A good thing that has come from the experience is that I’ve realised that I most enjoy quick painting, sploshes of colour and quick brush strokes. I’m just not a slowly and carefully sort of person. I never have been. It would be good to develop more of that; I have been trying and I think I’ve made some progress, but when it comes to things for fun that might not be my focus. That’s lead to the discovery of Steven Cronin’s watercolour tutorials on YouTube. They are really fun. He’s a great slosher of paint and I like how a lot of his pictures look. And I quite like how some of my paint-along pictures look too. Something I noticed quite quickly is that my pictures never look the same as his. I don’t think this is only because of his talent and experience. I think it’s also because we are different people so we make different things. I wonder if that’s why it hurts when I compare my pictures with others. Inside there is a connection between my picture and me. If my picture is a worse picture, perhaps I am a worse human. If that’s the connection I’m making no wonder it hurts. What an odd connection to make. There are some violent criminals who are excellent painters, and some extraordinarily altruistic individuals who don’t paint at all. And even that is a false dichotomy, trying to make good people and bad people, let alone tying that to a random skill like the wielding of a paint brush.

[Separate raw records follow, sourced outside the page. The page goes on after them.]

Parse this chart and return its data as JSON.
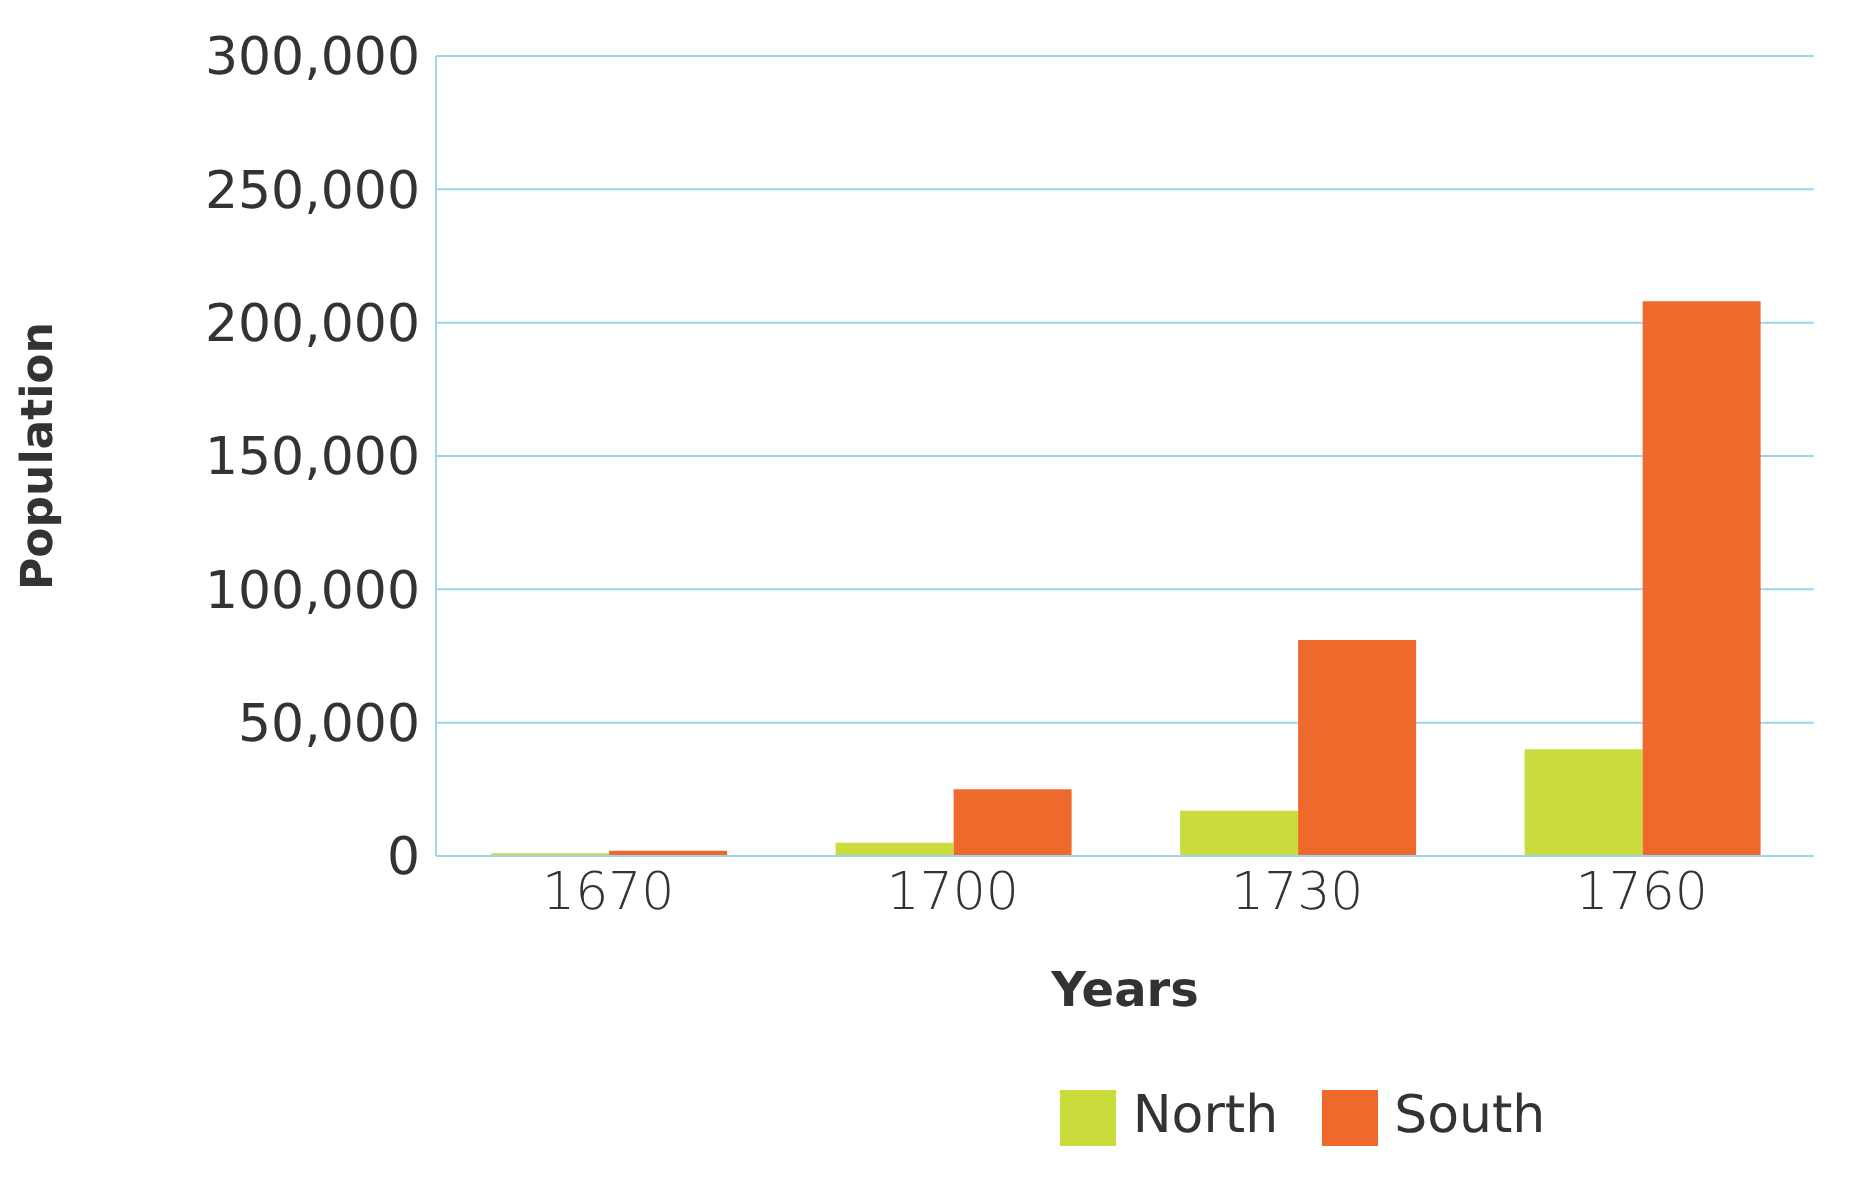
{
  "chart_data": {
    "type": "bar",
    "xlabel": "Years",
    "ylabel": "Population",
    "categories": [
      "1670",
      "1700",
      "1730",
      "1760"
    ],
    "series": [
      {
        "name": "North",
        "color": "#c9dc3c",
        "values": [
          1000,
          5000,
          17000,
          40000
        ]
      },
      {
        "name": "South",
        "color": "#ed6a2c",
        "values": [
          2000,
          25000,
          81000,
          208000
        ]
      }
    ],
    "ylim": [
      0,
      300000
    ],
    "yticks": [
      0,
      {
        "value": 50000,
        "label": "50,000"
      },
      {
        "value": 100000,
        "label": "100,000"
      },
      {
        "value": 150000,
        "label": "150,000"
      },
      {
        "value": 200000,
        "label": "200,000"
      },
      {
        "value": 250000,
        "label": "250,000"
      },
      {
        "value": 300000,
        "label": "300,000"
      }
    ],
    "grid": "y",
    "legend": "bottom"
  }
}
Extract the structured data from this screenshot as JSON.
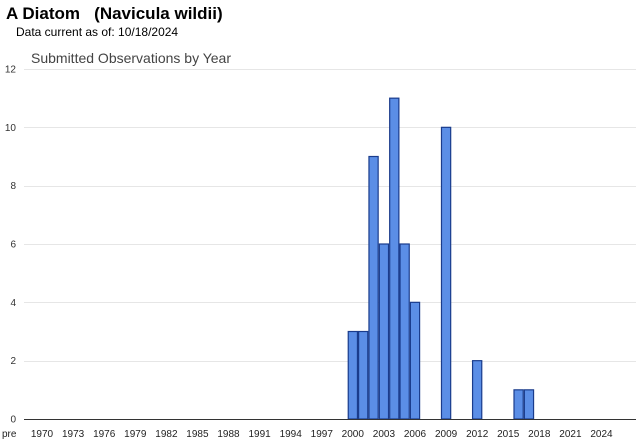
{
  "header": {
    "title": "A Diatom   (Navicula wildii)",
    "data_current": "Data current as of: 10/18/2024"
  },
  "colors": {
    "bar_fill": "#5b8ee6",
    "bar_stroke": "#1a3c8c",
    "grid": "#e6e6e6",
    "axis": "#333333"
  },
  "chart_data": {
    "type": "bar",
    "title": "Submitted Observations by Year",
    "xlabel": "",
    "ylabel": "",
    "ylim": [
      0,
      12
    ],
    "yticks": [
      0,
      2,
      4,
      6,
      8,
      10,
      12
    ],
    "grid": true,
    "legend": "none",
    "x_tick_labels": [
      "pre",
      "1970",
      "1973",
      "1976",
      "1979",
      "1982",
      "1985",
      "1988",
      "1991",
      "1994",
      "1997",
      "2000",
      "2003",
      "2006",
      "2009",
      "2012",
      "2015",
      "2018",
      "2021",
      "2024"
    ],
    "categories": [
      "pre",
      "1970",
      "1971",
      "1972",
      "1973",
      "1974",
      "1975",
      "1976",
      "1977",
      "1978",
      "1979",
      "1980",
      "1981",
      "1982",
      "1983",
      "1984",
      "1985",
      "1986",
      "1987",
      "1988",
      "1989",
      "1990",
      "1991",
      "1992",
      "1993",
      "1994",
      "1995",
      "1996",
      "1997",
      "1998",
      "1999",
      "2000",
      "2001",
      "2002",
      "2003",
      "2004",
      "2005",
      "2006",
      "2007",
      "2008",
      "2009",
      "2010",
      "2011",
      "2012",
      "2013",
      "2014",
      "2015",
      "2016",
      "2017",
      "2018",
      "2019",
      "2020",
      "2021",
      "2022",
      "2023",
      "2024"
    ],
    "values": [
      0,
      0,
      0,
      0,
      0,
      0,
      0,
      0,
      0,
      0,
      0,
      0,
      0,
      0,
      0,
      0,
      0,
      0,
      0,
      0,
      0,
      0,
      0,
      0,
      0,
      0,
      0,
      0,
      0,
      0,
      0,
      3,
      3,
      9,
      6,
      11,
      6,
      4,
      0,
      0,
      10,
      0,
      0,
      2,
      0,
      0,
      0,
      1,
      1,
      0,
      0,
      0,
      0,
      0,
      0,
      0
    ]
  }
}
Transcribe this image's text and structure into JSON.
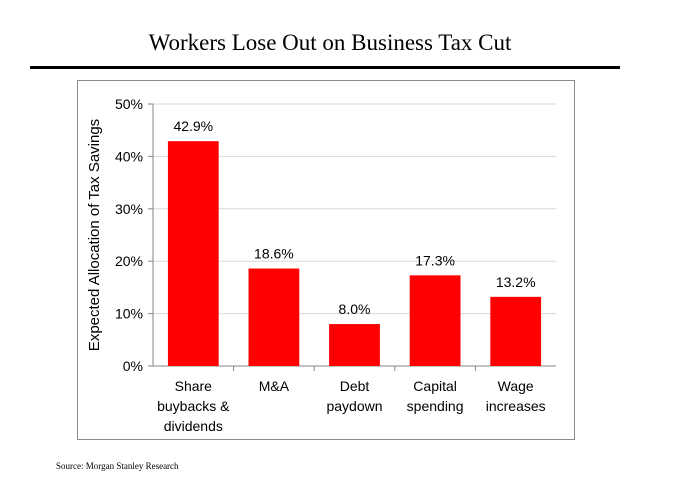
{
  "title": "Workers Lose Out on Business Tax Cut",
  "source": "Source: Morgan Stanley Research",
  "colors": {
    "bar": "#ff0000",
    "grid": "#d9d9d9",
    "axis": "#868686",
    "text": "#000000"
  },
  "chart_data": {
    "type": "bar",
    "title": "",
    "xlabel": "",
    "ylabel": "Expected Allocation of Tax Savings",
    "ylim": [
      0,
      50
    ],
    "yticks": [
      "0%",
      "10%",
      "20%",
      "30%",
      "40%",
      "50%"
    ],
    "categories": [
      [
        "Share",
        "buybacks &",
        "dividends"
      ],
      [
        "M&A"
      ],
      [
        "Debt",
        "paydown"
      ],
      [
        "Capital",
        "spending"
      ],
      [
        "Wage",
        "increases"
      ]
    ],
    "values": [
      42.9,
      18.6,
      8.0,
      17.3,
      13.2
    ],
    "data_labels": [
      "42.9%",
      "18.6%",
      "8.0%",
      "17.3%",
      "13.2%"
    ],
    "grid": true,
    "legend": "none"
  }
}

Instead of concluding that I am a poor painter and a bad person I should conclude that I’m just a person who enjoys playing with paint and that that has nothing to do with some unhelpful assessment of my value as a person. Maybe I can also realise that comparison is generally unhelpful and unnecessary but that it is hard to avoid. In which case, time to heal is no bad thing and can come with a little more understanding. It’s all about growth, after all.

Obviously the picture I’ve used is the one I think is the best that I’ve done. In the hope that people say “oh, that’s a nice picture”. Alas, growth takes time…

Clouds lifting

Today the cloud lifted. I’d been trying not to look at the cloud but it hung heavy and closed the doors for a while. I don’t know why, or quite how long it stayed or why this morning it felt better. I am glad it feels better. It was odd though. Suddenly I could run faster. I’m just finishing the Couch to 5k programme. It worked, now I can run for a good while and keep going. Yesterday I didn’t go for a run. The cloud was crouching too low, my legs were too heavy, doing anything was hard. Today I could run, and faster than last week, much faster than yesterday. Strange, the physical impact of something that I assume is primarily in my head.

At the weekend we were away camping with friends. It was nice, the place was pretty, the food was good. It was really hard. Somehow the doors were closed and only the dark colours could get through. A bit like when in Harry Potter the Death Eaters put a charm on the stairs so only those with the Dark Mark can get through. Eventually the jinx is broken but it’s pretty gloomy in the meantime.

It would be useful to understand why the cloud descended, and what made it blow away. I’m not certain there’s an answer. Perhaps there are factors. I found it very emotional moving out of my parent’s house and wanted to surpress that as much I could, for everyone’s sake. It was busy moving house, and everything takes a bit more effort, finding the things in the house, finding my way out of it. I’m really good at getting lost. Or maybe for a while my brain didn’t make enough of what it needs to make me feel happy and then one day it did again.

I think this is something a lot of people go through. It’s not the first, or the worst time for me. I’m really glad it’s past. At least for now.